As I’ve noted before, I’m not a big fan of salmon in Bengali fish preparations. Its flavour is a bit too strong in my opinion—or maybe it’s just too unfamiliar for me in those flavour contexts. I have far less cognitive dissonance using it in preparations that come out of the broad South Indian palette, however, especially with some coconut milk in the mix. This recipe does not use coconut milk (though you could add some for a variation) but salmon works very well here too.

This is also a recipe that comes together very easily. There’s a bit of a backlash these days online against “ethnic” recipes being presented as simple and so forth in the US. I’m sympathetic to the impulse there: the simplification of complex dishes is rarely a good idea to begin with and when applied to dishes from cuisines outside the mainstream it can also signal a refusal to take those cuisines seriously. That said, working Indians also make dishes that are optimized for simplicity—whether traditional or contemporary—and this one is a fish curry I can pull together in 30 minutes after getting home in the evening after a faculty meeting. There’s a lot to be said for simplicity.


  • 2 lbs salmon fillets (or fish of choice) cut into 6-8 pieces
  • 1 cup red onion, thinly sliced
  • 1 tspn grated ginger
  • 1 tspn grated garlic
  • 1/2 tspn haldi/turmeric powder
  • The following ground to a coarse powder: 1 tblspn coriander seeds, 1 tspn black peppercorn, 2-3 Kashmiri chillies
  • 1 cup chopped tomatoes
  • 3 Thai chillies, slit
  • 3 tblspns apple cider vinegar
  • 1 tspn sugar
  • 1 cup water
  • 2 tblspn grapeseed oil (or similar)
  • Salt
  • 2 tblspns chopped dhaniya/cilantro


  1. Heat the oil over medium heat in a pan that can hold the fish in one layer and add the sliced onions.
  2. As the onions begin to brown around the edges add the grated ginger and garlic and saute for another minute.
  3. Add all the powdered spices and saute till the raw aroma is gone.
  4. Add the chopped tomatoes and salt and saute till the tomatoes have completely broken down and the oil separates.
  5. Add the vinegar and sugar and mix into the sludge.
  6. Add the fish and carefully fold some of the red sludge over it.
  7. Add the water and gently shake the pan to distribute it evenly.
  8. Add the slit green chillies, cover the pan and cook over medium-low heat till the fish is done (about 12-15 minutes).
  9. Garnish with the chopped dhaniya and serve with dal and steamed rice.

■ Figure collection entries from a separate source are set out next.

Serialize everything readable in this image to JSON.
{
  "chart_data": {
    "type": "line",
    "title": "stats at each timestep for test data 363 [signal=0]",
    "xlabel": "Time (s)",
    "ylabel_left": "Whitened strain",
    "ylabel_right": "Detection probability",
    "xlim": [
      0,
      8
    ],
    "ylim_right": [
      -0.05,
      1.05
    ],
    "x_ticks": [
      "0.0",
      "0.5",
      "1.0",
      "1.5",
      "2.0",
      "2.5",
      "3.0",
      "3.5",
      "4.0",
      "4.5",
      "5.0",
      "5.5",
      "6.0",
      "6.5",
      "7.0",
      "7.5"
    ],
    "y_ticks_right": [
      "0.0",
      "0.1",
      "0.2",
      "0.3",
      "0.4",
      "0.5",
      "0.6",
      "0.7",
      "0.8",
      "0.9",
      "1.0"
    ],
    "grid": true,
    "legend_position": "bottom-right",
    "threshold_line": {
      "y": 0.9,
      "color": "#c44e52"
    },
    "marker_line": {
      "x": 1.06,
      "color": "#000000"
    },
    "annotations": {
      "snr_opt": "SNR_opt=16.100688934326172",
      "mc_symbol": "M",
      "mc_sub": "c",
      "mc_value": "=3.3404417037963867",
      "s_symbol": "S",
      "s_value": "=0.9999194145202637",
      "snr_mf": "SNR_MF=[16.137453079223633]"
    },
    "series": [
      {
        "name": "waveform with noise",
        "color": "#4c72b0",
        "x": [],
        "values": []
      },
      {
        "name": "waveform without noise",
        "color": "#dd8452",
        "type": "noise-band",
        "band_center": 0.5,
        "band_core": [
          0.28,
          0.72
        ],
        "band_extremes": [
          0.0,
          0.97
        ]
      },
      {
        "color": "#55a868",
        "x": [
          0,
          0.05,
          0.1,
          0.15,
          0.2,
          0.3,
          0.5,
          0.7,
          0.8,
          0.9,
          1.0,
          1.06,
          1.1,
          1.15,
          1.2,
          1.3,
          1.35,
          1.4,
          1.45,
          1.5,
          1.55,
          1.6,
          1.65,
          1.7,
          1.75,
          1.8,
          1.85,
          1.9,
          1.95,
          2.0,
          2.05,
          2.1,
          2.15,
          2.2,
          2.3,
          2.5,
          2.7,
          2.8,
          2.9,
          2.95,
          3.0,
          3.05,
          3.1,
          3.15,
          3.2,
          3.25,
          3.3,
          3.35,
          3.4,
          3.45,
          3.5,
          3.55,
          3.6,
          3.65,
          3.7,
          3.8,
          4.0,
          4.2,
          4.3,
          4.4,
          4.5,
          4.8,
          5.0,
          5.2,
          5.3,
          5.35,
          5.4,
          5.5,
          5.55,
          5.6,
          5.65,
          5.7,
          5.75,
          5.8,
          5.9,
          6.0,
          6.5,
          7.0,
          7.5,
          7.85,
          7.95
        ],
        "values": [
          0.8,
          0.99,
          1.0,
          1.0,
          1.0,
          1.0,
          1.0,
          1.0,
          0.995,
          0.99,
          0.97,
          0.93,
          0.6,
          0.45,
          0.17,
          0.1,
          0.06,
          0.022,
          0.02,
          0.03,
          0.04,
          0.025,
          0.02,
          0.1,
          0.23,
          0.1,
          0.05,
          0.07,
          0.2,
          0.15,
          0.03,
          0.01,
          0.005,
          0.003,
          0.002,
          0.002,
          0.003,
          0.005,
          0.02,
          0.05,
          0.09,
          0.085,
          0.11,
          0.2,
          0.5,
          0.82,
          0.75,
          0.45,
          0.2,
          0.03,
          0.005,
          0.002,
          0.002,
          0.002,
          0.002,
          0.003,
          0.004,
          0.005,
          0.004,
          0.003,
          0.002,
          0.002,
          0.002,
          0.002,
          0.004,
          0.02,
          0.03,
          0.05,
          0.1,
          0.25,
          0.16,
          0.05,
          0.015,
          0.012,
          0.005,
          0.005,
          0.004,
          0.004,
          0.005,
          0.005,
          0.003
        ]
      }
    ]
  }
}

  1. The heat in this curry comes from the black pepper and the slit green chillies. Remember Kashmiri chillies are mild; they’re being used here largely for colour.
  2. The intended flavour profile here is a mix of hot (from the pepper and chillies) and sour (from the vinegar and tomatoes) with a bit of sweetness (from the sugar and tomatoes). The sour should be the top note but not aggressively so. Taste as you go and adjust the sweetness if necessary.
  3. As noted above, for a richer variation you could add a cup of coconut milk in place of water. Don’t add the sugar in that case.